Getting started

Grobid-quantities requires JDK 1.8 or greater and Grobid to be installed.

Install and build

Docker containers

The simplest way to run grobid-quantities is via docker containers. To run the container with the default configuration:

docker run --rm --init -p 8060:8060 -p 8061:8061  lfoppiano/grobid-quantities:0.7.0

To run the container with custom configuration, is possible by providing a configuration file with the parameter -v Grobid quantities repository provides already the file resources/config/config-docker.yml that contains the correct grobidHome and can be modified to best suits ones’s needs:

docker run --rm --init -p 8060:8060 -p 8061:8061 -v resources/config/config-docker.yml:/opt/grobid/grobid-quantities/config.yml:ro  lfoppiano/grobid-quantities:0.7.0

Local installation

First install the latest development version of GROBID as explained by the documentation.
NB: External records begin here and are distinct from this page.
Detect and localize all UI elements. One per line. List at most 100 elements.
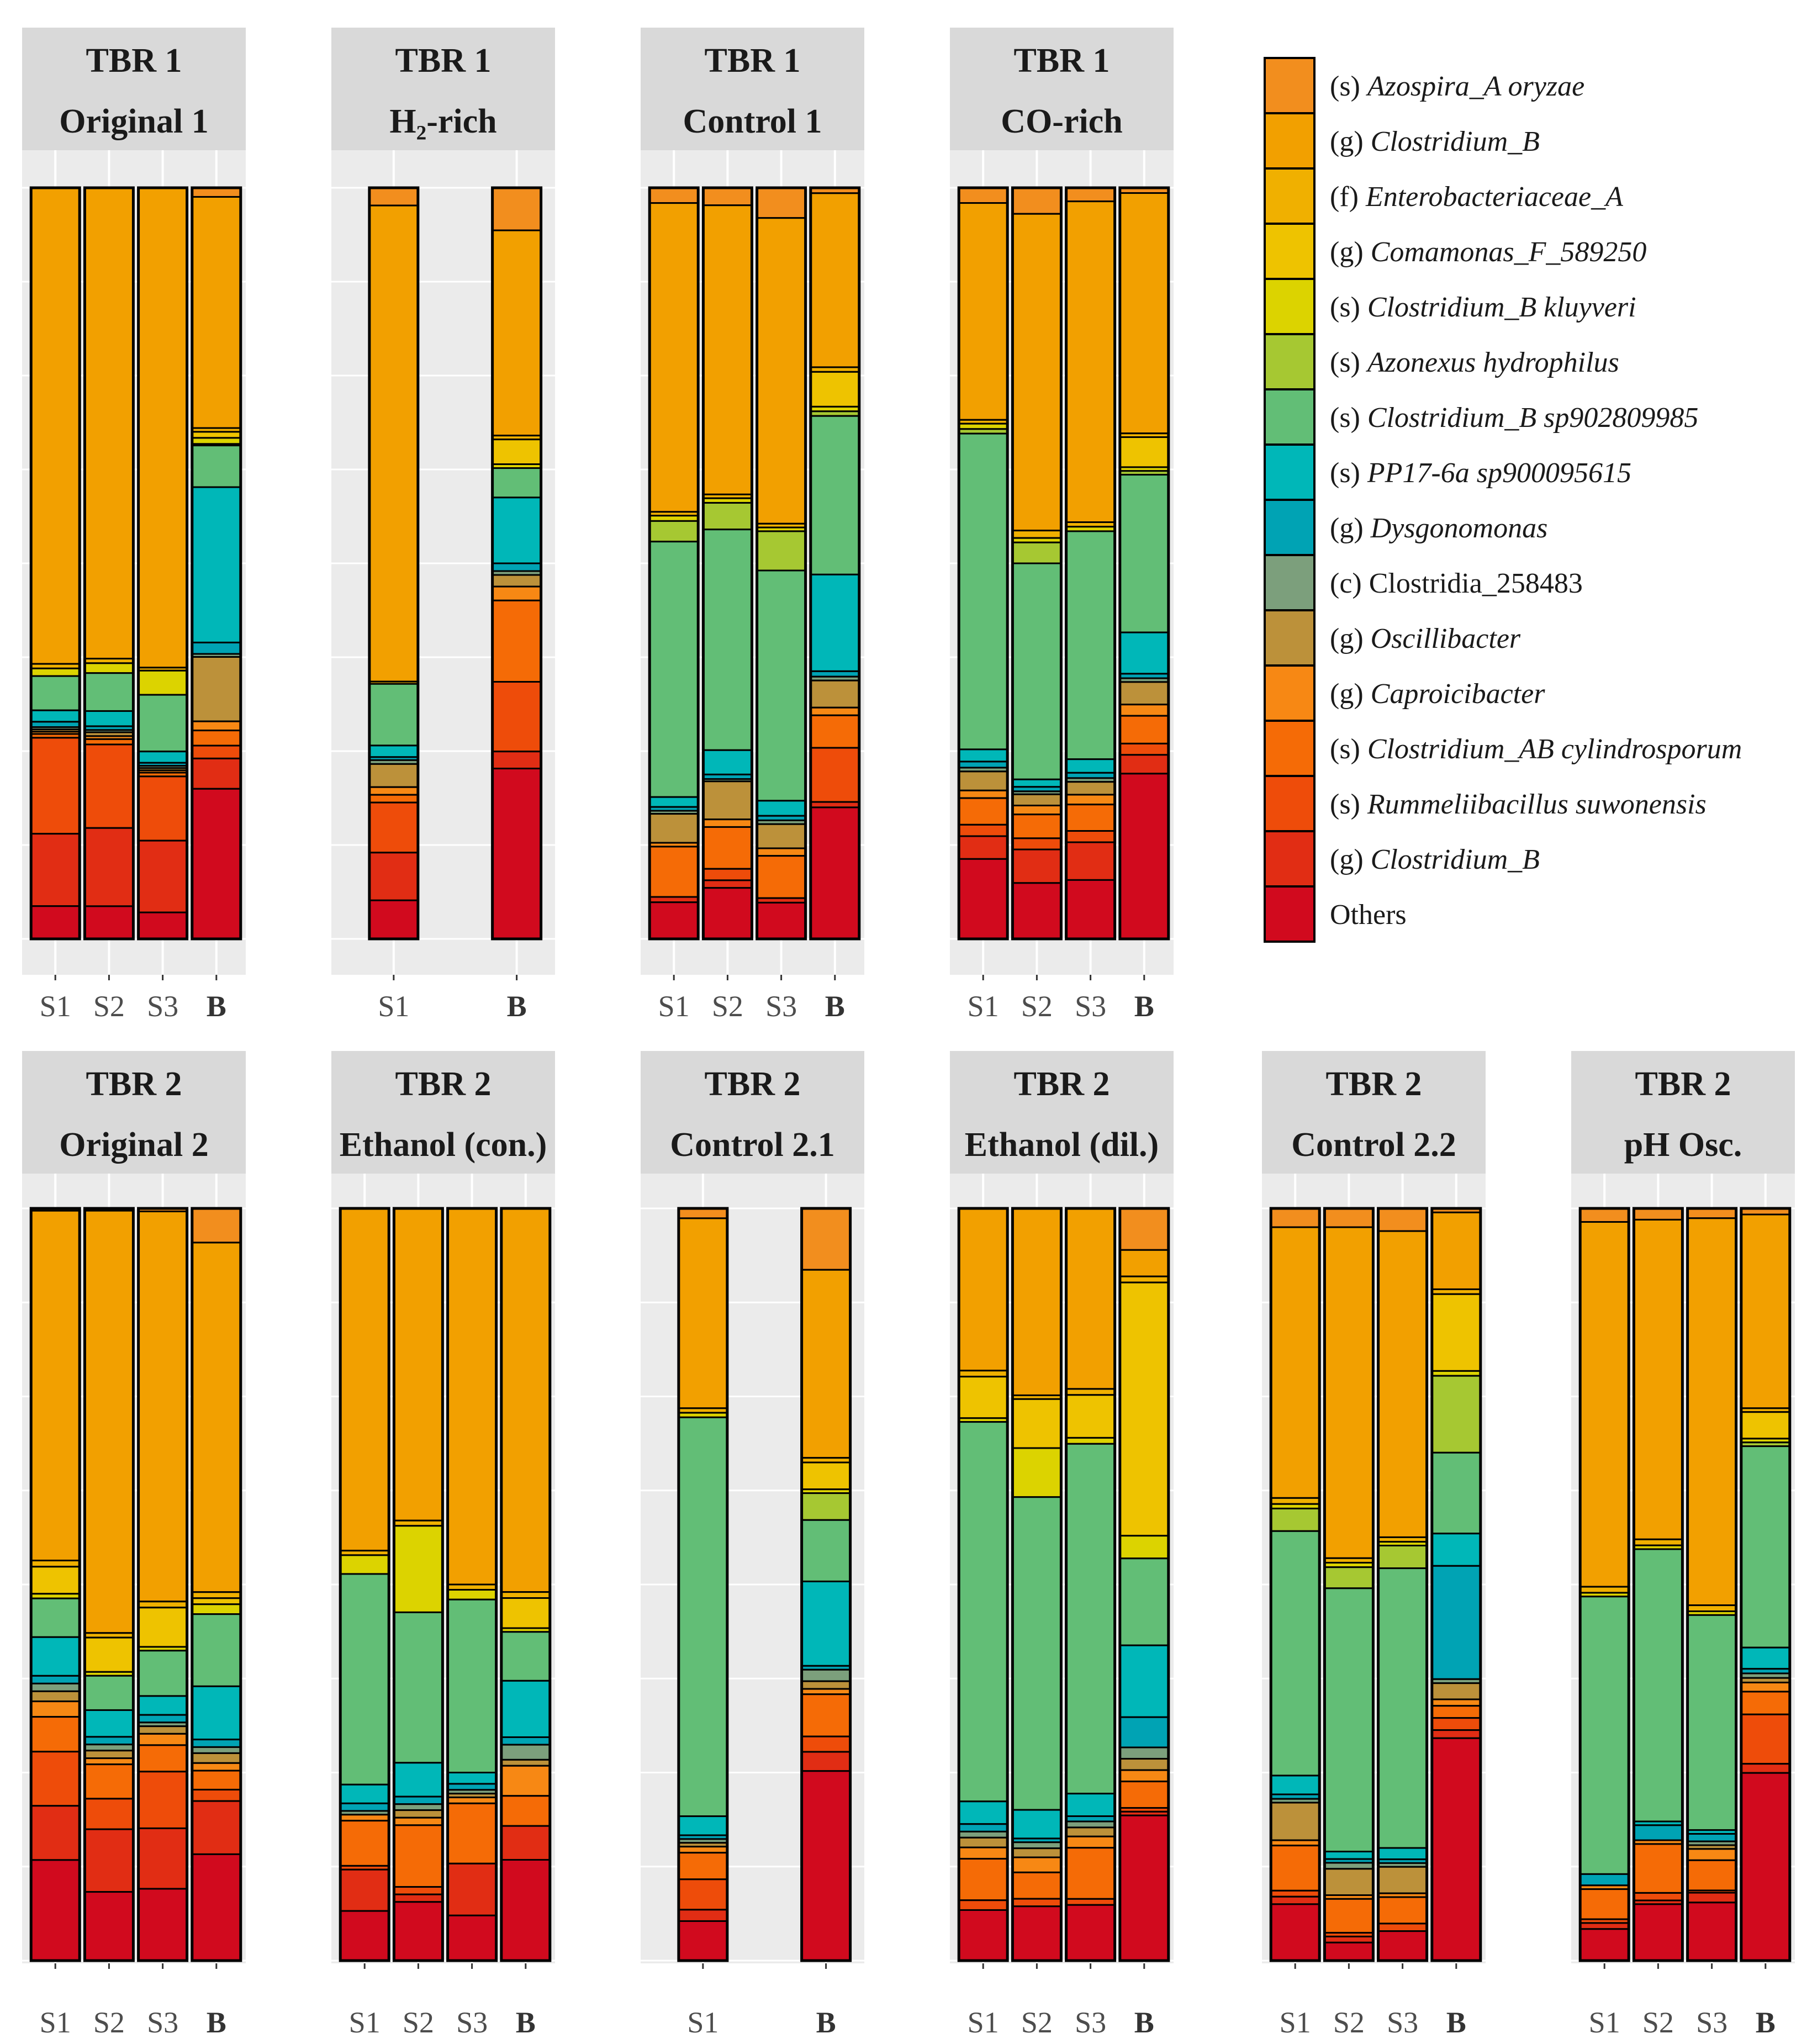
bar-segment bbox=[1011, 1496, 1062, 1811]
x-tick-label: S3 bbox=[456, 2006, 488, 2039]
bar-segment bbox=[801, 1751, 852, 1772]
bar-segment bbox=[1065, 879, 1116, 940]
bar-segment bbox=[1119, 474, 1170, 633]
bar-segment bbox=[83, 1744, 134, 1752]
bar-segment bbox=[138, 1210, 188, 1603]
bar-segment bbox=[702, 887, 753, 940]
bar-outline bbox=[83, 186, 135, 941]
bar-segment bbox=[191, 1770, 242, 1791]
stacked-bar bbox=[1065, 186, 1117, 941]
bar-segment bbox=[1065, 830, 1116, 843]
bar-segment bbox=[83, 827, 134, 907]
bar-segment bbox=[958, 432, 1008, 751]
bar-segment bbox=[1687, 1217, 1737, 1607]
bar-segment bbox=[1119, 436, 1170, 468]
bar-segment bbox=[191, 1591, 242, 1599]
bar-segment bbox=[492, 497, 542, 564]
x-tick-label: B bbox=[1756, 2006, 1776, 2039]
bar-segment bbox=[500, 1597, 551, 1629]
bar-segment bbox=[191, 196, 242, 429]
bar-segment bbox=[958, 1899, 1008, 1911]
bar-segment bbox=[1011, 1841, 1062, 1850]
legend-key bbox=[1264, 333, 1316, 390]
bar-segment bbox=[30, 1675, 81, 1684]
bar-segment bbox=[958, 1800, 1008, 1825]
facet-title-line1: TBR 2 bbox=[1014, 1065, 1110, 1103]
x-tick-label: S2 bbox=[1333, 2006, 1365, 2039]
legend-key bbox=[1264, 112, 1316, 170]
bar-outline bbox=[29, 186, 81, 941]
bar-segment bbox=[1065, 794, 1116, 806]
bar-segment bbox=[702, 818, 753, 828]
bar-segment bbox=[138, 1771, 188, 1829]
stacked-bar bbox=[29, 1207, 81, 1962]
x-tick-label: S1 bbox=[40, 990, 71, 1023]
bar-segment bbox=[958, 1207, 1008, 1372]
stacked-bar bbox=[1011, 1207, 1063, 1962]
bar-segment bbox=[138, 775, 188, 842]
bar-segment bbox=[1270, 1895, 1320, 1905]
x-tick-label: B bbox=[516, 2006, 536, 2039]
bar-segment bbox=[83, 743, 134, 829]
bar-segment bbox=[801, 1580, 852, 1667]
bar-segment bbox=[1011, 530, 1062, 539]
bar-segment bbox=[30, 1682, 81, 1692]
bar-segment bbox=[447, 1783, 498, 1791]
bar-segment bbox=[1687, 1892, 1737, 1904]
bar-segment bbox=[1323, 1226, 1374, 1559]
bar-segment bbox=[1065, 781, 1116, 796]
facet-title-line1: TBR 1 bbox=[1014, 42, 1110, 80]
bar-segment bbox=[83, 1709, 134, 1738]
bar-segment bbox=[1119, 1249, 1170, 1277]
facet-panel: TBR 2 pH Osc. S1 S2 S3 B bbox=[1571, 1051, 1795, 2039]
bar-segment bbox=[447, 1772, 498, 1785]
x-tick-label: S1 bbox=[1280, 2006, 1311, 2039]
x-tick-label: S3 bbox=[1075, 990, 1106, 1023]
bar-segment bbox=[393, 1803, 443, 1811]
legend-label: (g) Oscillibacter bbox=[1330, 623, 1521, 654]
x-tick-label: B bbox=[1134, 2006, 1154, 2039]
bar-segment bbox=[1065, 841, 1116, 881]
bar-outline bbox=[648, 186, 700, 941]
bar-segment bbox=[1740, 1646, 1791, 1670]
x-tick-label: S2 bbox=[1021, 990, 1053, 1023]
bar-segment bbox=[1065, 1820, 1116, 1829]
stacked-bar bbox=[648, 186, 700, 941]
bar-segment bbox=[1323, 1851, 1374, 1860]
facet-title-line2: Control 1 bbox=[683, 103, 822, 140]
bar-segment bbox=[83, 710, 134, 727]
facet-title-line2: CO-rich bbox=[1001, 103, 1122, 140]
stacked-bar bbox=[1377, 1207, 1429, 1962]
stacked-bar bbox=[368, 186, 420, 941]
x-tick-label: S1 bbox=[40, 2006, 71, 2039]
bar-segment bbox=[30, 1210, 81, 1562]
bar-segment bbox=[368, 187, 419, 207]
bar-segment bbox=[702, 187, 753, 207]
stacked-bar bbox=[1578, 1207, 1630, 1962]
x-tick-label: S2 bbox=[1642, 2006, 1674, 2039]
bar-segment bbox=[958, 187, 1008, 204]
bar-segment bbox=[138, 751, 188, 764]
bar-outline bbox=[957, 1207, 1009, 1962]
bar-segment bbox=[138, 187, 188, 669]
bar-segment bbox=[1579, 1928, 1630, 1962]
bar-segment bbox=[958, 1376, 1008, 1419]
bar-segment bbox=[1011, 187, 1062, 215]
facet-panel: TBR 1 H₂-rich S1 B bbox=[331, 28, 555, 1023]
bar-segment bbox=[1323, 1935, 1374, 1943]
legend-key bbox=[1264, 223, 1316, 280]
bar-outline bbox=[1011, 186, 1063, 941]
bar-segment bbox=[1119, 1644, 1170, 1718]
bar-segment bbox=[1119, 1275, 1170, 1284]
bar-segment bbox=[702, 749, 753, 775]
bar-segment bbox=[1431, 1293, 1482, 1372]
legend-label: (s) Clostridium_B kluyveri bbox=[1330, 292, 1636, 323]
bar-segment bbox=[1119, 1814, 1170, 1962]
facet-panel: TBR 2 Control 2.2 S1 S2 S3 B bbox=[1262, 1051, 1486, 2039]
bar-segment bbox=[393, 1809, 443, 1819]
bar-segment bbox=[1270, 1845, 1320, 1892]
bar-segment bbox=[339, 1783, 390, 1804]
bar-segment bbox=[1011, 1207, 1062, 1396]
bar-segment bbox=[1579, 1221, 1630, 1588]
bar-segment bbox=[958, 1370, 1008, 1378]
Grobid-quantities root directory needs to be placed as sibling sub-project inside Grobid directory:

cp -r grobid-quantities grobid/

The easier is to clone directly within the Grobid directory.
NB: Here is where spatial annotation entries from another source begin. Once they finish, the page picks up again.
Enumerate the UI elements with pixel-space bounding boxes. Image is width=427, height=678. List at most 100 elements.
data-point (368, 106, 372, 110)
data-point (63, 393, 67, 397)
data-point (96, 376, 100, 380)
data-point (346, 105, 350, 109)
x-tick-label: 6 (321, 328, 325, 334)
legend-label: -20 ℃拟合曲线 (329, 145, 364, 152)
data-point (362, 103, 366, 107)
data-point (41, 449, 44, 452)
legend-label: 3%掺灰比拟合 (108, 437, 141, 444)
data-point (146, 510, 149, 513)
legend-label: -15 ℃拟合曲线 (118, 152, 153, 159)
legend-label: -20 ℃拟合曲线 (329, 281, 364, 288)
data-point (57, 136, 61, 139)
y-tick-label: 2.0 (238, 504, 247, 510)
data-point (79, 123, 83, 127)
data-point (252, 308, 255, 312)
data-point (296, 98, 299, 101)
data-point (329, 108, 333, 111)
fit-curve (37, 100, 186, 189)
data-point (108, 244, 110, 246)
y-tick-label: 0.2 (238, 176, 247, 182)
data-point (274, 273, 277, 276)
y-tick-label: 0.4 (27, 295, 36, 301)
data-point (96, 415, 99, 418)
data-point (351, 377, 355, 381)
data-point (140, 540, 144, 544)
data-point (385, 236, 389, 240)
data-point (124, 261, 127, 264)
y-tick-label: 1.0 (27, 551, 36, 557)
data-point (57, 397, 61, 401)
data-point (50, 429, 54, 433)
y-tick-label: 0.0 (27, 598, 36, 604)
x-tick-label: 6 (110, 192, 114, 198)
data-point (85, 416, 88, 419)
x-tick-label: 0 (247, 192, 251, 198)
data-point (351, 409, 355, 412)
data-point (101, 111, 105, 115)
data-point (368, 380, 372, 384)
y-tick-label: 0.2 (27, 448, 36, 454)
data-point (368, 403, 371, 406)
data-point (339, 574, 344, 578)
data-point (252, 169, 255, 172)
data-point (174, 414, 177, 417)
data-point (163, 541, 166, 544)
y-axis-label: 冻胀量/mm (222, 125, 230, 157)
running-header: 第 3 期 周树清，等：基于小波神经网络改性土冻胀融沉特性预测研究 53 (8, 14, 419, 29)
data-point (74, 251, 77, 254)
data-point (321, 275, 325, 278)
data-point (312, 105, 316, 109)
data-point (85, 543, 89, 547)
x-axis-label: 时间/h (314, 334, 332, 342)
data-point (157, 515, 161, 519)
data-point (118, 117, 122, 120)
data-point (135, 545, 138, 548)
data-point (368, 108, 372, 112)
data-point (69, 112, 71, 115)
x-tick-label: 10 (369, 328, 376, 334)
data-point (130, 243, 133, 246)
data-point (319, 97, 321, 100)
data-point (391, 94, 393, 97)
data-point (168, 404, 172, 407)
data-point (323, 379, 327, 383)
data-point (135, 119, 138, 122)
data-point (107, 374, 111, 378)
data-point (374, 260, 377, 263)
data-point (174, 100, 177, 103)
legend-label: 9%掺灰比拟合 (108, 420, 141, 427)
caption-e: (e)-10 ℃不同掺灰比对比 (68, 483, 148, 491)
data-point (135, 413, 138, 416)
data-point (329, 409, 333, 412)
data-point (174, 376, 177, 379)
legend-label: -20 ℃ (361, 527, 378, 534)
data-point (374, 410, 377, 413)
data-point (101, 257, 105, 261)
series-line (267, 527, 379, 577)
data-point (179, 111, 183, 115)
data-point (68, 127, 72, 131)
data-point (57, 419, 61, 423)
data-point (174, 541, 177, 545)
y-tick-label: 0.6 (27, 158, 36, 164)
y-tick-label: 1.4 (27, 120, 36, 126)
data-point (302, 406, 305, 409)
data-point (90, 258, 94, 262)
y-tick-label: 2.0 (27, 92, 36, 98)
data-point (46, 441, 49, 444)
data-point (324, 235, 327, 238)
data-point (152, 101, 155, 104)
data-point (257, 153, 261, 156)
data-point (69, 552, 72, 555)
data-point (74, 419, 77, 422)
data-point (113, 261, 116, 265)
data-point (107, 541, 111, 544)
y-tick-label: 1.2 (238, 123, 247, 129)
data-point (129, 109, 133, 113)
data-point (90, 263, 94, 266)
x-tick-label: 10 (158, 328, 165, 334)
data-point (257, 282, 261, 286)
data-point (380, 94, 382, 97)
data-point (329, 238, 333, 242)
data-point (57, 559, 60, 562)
Then, build everything with:

cd PATH-TO-GROBID/grobid-quantities/

./gradlew copyModels
./gradlew clean build

You should have the directories of the models quantities, units and values inside ../grobid-home/models

Run some test:

cd PATH-TO-GROBID/grobid-quantities

./gradlew test

Start and use the service

Grobid-quantities can be run with the following command:

java -jar build/libs/grobid-quantities-{version}-onejar.jar server resources/config/config.yml

There is a GUI interface demo accessible at http://localhost:8060, and a REST API, reachable under http://localhost:8060/service and documented in the Rest API Documentation

To test the API, is possible to run a simple text using curl:

curl -X POST -F "text=I've lost two minutes." localhost:8060/service/processQuantityText

Note: The model is designed and trained to work at paragraph level. The expected text input to the parser is a paragraph or a text segment of similar size, not a complete document. In case you have a long textual document, it is better either to exploit existing structures (e.g. XML/HTML <p> elements) to initially segment it into paragraphs or sentences, or to apply an automatic paragraph/sentence segmentation. Then send them separately to grobid-quantities to be processed.

Clients

The easiest way to interact with the server is to use the Python Client. It removes the complexity of dealing with the output data, and managing single or multi-thread processing. More information can be found at the Python client GitHub page.